Have a look if you have no plum tree if you can find some plums pretty cheapo in the supermarket. I never knew I had a plumtree till I saw some plums on the ground in the back of the garden last year- it had planted itself. Nature is fantastic sometimes.  This recipe is pretty easy.Practically hands-free.
Plum Jam .
Ingredients:
1 kilo plums
1 kilo sugar
1 sachet of pectin powder ( 8 grammes) - ( brand Tate and Lyle or other make ).
 4 clean jam pots with screw-on lids1 Big pan ( so the jam can boil but cannot boil over )
1 Wooden spoon.
Scales.
Oventray.


How to make the plum jam  :
Wash the plums, halve them , and take the stone out.
Once you have washed, halved and stoned the plums, chuck the plums all in the big pan, add the sugar, and the sachet of pectin .
Stir the whole thing through till you have a thick gloop.
Put it on a medium heat and cook for at least 10 minutes, stir with the wooden spoon.Let it come to a nice " rolling boil" as they call it.You will recognise what they mean by it when you see it.The boiling masse will boil and boil and rise slightly.That is why you need a big pan by the way.
Check if the jam is "done " by putting it on a cold saucer you put in the fridge earlier and let it cool down on it- when you push the jam with your finger it should crinkle a bit.
Put your oven on 150-180 degrees Centigrade .Boil a kettle with water.

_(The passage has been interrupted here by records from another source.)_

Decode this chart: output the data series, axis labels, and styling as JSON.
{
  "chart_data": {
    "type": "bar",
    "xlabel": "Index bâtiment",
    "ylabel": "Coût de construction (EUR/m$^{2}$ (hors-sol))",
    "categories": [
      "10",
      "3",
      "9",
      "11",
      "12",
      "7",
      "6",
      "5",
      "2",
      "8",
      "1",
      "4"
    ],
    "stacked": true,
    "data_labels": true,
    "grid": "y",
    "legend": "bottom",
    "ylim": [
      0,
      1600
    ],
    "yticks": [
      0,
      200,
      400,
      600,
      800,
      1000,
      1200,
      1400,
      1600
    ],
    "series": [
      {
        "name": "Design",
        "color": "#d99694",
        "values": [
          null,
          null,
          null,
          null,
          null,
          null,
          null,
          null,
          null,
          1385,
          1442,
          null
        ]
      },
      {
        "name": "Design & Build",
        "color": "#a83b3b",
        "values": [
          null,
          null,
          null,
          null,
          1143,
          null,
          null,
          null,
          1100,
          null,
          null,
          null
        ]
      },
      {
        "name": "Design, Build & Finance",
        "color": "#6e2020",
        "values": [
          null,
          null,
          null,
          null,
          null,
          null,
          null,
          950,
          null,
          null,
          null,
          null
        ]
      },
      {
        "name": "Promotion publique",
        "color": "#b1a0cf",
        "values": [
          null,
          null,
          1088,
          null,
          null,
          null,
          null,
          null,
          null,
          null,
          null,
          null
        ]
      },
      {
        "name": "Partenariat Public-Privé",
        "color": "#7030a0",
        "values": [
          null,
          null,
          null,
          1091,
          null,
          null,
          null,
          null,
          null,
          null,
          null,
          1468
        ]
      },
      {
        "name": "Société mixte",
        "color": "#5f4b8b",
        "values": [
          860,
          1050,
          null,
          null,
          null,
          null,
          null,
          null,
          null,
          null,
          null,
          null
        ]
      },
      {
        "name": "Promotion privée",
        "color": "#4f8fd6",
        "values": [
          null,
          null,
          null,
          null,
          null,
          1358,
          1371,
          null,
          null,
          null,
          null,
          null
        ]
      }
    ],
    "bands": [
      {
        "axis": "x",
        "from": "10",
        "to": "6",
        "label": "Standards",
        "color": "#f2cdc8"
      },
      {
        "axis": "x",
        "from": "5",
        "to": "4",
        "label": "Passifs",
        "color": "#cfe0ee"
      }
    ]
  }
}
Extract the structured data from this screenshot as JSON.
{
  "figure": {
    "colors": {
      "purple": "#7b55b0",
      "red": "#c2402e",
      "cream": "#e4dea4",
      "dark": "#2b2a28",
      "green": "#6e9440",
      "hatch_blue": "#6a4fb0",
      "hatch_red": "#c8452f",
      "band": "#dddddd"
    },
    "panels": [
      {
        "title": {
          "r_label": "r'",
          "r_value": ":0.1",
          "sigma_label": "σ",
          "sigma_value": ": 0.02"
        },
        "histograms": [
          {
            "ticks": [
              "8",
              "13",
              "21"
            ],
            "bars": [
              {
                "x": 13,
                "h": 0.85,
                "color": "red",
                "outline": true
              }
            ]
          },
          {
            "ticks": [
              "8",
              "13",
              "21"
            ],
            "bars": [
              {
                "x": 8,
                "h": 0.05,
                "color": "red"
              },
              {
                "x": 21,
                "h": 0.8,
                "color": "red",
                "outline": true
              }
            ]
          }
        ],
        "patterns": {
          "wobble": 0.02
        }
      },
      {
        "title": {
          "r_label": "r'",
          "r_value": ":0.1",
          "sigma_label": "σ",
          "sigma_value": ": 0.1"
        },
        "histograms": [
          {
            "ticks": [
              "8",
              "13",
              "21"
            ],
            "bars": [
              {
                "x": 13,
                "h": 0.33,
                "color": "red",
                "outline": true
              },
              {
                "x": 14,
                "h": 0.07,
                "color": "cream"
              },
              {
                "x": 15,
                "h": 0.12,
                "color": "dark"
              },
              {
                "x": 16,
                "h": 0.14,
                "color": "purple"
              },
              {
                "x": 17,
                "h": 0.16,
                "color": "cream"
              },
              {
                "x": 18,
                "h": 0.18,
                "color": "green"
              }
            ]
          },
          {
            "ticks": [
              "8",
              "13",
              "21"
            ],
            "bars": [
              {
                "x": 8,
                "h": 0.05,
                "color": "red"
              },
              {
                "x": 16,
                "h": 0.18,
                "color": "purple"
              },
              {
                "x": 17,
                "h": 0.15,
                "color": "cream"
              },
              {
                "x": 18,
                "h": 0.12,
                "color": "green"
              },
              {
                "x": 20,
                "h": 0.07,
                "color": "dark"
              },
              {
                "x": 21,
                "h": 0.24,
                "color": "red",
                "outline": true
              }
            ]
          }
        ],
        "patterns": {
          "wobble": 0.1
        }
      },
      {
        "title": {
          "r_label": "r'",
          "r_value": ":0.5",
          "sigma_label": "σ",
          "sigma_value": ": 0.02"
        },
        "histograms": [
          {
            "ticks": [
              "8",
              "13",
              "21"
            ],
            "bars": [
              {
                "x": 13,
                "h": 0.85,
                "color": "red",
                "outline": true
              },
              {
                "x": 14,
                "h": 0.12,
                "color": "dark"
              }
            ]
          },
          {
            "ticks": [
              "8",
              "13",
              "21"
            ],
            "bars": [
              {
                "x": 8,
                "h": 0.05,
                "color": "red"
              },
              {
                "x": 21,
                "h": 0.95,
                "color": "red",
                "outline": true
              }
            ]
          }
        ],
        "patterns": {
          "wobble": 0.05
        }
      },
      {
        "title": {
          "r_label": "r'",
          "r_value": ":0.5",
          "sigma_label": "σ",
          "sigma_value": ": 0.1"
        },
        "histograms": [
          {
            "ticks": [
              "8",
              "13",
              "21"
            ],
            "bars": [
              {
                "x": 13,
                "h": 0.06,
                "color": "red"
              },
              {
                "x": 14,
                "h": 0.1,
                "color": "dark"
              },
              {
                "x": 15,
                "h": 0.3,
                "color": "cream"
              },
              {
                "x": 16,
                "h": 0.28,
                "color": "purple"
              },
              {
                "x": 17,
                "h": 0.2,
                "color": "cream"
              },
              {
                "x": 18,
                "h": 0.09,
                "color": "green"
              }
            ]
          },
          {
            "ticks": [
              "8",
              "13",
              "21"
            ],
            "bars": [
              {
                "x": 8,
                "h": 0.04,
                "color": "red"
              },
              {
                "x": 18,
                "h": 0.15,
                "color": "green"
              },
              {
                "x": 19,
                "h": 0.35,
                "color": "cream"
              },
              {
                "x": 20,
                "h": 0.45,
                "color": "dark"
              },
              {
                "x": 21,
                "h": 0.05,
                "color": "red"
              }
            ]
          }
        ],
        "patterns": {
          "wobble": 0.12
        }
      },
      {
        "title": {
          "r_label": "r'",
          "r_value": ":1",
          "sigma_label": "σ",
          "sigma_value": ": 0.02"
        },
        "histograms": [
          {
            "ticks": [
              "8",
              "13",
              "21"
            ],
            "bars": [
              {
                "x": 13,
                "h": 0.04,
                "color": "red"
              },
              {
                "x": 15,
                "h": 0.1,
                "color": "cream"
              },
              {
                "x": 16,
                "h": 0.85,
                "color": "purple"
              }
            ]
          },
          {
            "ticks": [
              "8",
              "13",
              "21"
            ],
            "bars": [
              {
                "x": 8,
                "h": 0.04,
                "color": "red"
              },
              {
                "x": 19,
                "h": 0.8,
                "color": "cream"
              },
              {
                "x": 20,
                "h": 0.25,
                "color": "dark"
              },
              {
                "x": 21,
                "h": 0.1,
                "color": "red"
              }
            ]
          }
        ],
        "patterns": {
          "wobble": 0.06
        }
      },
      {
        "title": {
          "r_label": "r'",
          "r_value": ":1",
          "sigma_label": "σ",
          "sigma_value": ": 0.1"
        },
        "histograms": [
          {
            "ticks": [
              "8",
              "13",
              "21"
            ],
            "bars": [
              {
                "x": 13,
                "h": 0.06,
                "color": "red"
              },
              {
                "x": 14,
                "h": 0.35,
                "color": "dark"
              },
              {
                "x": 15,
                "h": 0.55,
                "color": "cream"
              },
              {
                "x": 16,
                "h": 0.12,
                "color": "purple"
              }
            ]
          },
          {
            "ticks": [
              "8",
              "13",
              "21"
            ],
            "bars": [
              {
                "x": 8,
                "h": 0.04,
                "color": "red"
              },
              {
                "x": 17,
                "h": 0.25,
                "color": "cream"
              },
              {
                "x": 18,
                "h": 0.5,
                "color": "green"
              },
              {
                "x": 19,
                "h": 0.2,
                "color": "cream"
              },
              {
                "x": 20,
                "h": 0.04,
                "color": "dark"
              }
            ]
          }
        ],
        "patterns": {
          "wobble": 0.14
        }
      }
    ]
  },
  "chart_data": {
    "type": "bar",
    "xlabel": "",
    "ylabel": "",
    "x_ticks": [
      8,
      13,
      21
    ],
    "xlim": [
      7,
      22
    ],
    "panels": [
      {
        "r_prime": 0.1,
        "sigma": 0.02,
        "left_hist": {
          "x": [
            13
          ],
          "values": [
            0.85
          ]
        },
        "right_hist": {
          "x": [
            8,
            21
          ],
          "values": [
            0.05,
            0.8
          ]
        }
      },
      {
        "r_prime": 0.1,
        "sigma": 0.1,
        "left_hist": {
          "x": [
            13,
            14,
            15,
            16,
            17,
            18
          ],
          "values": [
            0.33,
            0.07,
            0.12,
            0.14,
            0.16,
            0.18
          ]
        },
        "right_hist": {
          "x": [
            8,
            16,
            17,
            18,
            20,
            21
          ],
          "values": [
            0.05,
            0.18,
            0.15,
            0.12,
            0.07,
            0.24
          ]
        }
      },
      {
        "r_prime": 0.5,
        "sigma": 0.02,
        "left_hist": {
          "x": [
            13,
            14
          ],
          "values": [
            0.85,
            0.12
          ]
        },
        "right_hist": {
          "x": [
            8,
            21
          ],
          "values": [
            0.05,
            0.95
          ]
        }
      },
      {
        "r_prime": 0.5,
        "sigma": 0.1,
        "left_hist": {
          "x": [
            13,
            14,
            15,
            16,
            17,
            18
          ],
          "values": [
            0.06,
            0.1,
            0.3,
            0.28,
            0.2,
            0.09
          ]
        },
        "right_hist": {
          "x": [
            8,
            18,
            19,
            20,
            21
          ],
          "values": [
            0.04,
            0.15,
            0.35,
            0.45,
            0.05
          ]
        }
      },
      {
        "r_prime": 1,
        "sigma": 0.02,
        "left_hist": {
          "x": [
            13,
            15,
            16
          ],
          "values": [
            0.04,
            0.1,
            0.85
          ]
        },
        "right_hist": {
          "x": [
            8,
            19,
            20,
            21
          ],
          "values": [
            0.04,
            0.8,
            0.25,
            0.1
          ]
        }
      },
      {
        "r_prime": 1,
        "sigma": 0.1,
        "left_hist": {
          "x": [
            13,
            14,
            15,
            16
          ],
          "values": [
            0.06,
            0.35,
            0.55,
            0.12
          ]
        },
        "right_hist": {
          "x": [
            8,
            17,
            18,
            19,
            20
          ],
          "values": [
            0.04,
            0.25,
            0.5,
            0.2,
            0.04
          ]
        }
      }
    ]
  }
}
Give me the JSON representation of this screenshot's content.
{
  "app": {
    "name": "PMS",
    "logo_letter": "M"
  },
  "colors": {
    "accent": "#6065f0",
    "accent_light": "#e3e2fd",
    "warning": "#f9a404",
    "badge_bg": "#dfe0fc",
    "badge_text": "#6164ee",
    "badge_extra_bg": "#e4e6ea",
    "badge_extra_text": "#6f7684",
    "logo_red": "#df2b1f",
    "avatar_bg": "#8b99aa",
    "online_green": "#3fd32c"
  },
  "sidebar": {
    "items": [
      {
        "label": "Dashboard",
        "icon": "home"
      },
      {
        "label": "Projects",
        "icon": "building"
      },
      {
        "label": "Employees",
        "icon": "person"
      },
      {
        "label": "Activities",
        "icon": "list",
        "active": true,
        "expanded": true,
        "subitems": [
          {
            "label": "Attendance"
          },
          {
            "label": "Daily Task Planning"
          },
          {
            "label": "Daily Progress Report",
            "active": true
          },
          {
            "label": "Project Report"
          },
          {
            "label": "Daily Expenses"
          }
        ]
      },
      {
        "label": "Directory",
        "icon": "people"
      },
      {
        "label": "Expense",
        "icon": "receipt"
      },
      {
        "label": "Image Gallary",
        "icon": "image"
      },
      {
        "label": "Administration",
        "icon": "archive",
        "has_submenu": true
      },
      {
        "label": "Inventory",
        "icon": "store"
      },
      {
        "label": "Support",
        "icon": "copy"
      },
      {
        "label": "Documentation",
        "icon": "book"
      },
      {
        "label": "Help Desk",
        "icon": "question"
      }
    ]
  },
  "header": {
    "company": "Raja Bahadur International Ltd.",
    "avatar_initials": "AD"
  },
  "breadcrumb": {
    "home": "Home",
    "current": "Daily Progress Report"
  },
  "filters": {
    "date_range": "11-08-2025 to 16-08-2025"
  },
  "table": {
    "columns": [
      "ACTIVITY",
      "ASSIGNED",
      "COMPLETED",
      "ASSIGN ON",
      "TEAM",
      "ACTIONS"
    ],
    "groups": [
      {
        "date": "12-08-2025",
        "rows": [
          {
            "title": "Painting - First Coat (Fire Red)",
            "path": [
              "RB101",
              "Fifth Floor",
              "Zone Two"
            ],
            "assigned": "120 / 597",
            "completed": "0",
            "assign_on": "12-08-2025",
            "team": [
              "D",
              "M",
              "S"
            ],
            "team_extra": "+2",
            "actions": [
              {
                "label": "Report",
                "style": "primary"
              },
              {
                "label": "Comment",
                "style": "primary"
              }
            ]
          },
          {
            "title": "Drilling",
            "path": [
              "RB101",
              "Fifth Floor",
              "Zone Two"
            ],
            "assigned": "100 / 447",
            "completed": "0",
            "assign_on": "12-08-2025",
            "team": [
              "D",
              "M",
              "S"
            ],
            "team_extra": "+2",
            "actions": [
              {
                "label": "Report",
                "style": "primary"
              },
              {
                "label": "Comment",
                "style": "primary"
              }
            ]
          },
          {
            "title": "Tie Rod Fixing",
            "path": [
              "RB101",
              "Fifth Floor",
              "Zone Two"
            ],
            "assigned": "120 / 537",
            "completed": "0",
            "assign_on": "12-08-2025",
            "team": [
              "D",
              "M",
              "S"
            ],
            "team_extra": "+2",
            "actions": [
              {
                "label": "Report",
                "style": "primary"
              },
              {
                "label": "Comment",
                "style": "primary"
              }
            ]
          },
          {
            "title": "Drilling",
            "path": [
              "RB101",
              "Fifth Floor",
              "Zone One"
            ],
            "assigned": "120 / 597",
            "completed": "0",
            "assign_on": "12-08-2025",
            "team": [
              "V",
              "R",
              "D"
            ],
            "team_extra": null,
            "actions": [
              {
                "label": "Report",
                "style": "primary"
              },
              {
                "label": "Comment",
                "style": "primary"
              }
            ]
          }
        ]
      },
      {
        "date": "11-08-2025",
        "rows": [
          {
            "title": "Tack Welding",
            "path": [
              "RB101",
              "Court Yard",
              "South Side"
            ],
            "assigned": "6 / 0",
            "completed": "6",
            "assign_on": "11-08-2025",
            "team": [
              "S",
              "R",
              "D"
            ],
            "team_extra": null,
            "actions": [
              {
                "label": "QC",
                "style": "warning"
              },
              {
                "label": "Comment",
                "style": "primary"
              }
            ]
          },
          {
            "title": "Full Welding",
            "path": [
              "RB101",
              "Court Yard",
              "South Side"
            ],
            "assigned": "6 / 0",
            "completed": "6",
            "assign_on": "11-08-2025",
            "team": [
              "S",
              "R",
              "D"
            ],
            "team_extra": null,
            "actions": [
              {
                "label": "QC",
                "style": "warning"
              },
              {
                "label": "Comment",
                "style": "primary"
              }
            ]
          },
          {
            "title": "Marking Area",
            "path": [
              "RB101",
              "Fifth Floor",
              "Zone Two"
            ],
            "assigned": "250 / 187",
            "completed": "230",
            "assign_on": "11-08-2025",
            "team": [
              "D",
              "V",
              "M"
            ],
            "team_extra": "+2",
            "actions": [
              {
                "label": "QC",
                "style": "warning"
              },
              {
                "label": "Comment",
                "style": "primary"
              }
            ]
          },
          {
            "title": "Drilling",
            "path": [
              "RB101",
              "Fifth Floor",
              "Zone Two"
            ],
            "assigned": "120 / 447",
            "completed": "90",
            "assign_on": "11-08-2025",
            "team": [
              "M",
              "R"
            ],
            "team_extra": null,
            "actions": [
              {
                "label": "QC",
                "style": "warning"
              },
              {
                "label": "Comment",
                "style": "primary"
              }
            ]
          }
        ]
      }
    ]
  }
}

Spoon the plum jam into your jars.Screw the lids on the jars, put all the jars in an oven tray in the now warmed up oven.Fill the tray with the jam-jars up to 2  centimeters with the boiling water.
 
Close the oven and let warm up for 5 or so minutes. Then let the jam-jars completely cool down in the oven.
     


2 comments:

CASABrasi said...

Thanks so much for stopping by my blog. I appreciate it.

I have never made jam before. I'm going to have to try it.

Quay Po Cooks said...

Those jam looks divine! Nothing is better than home-made jam.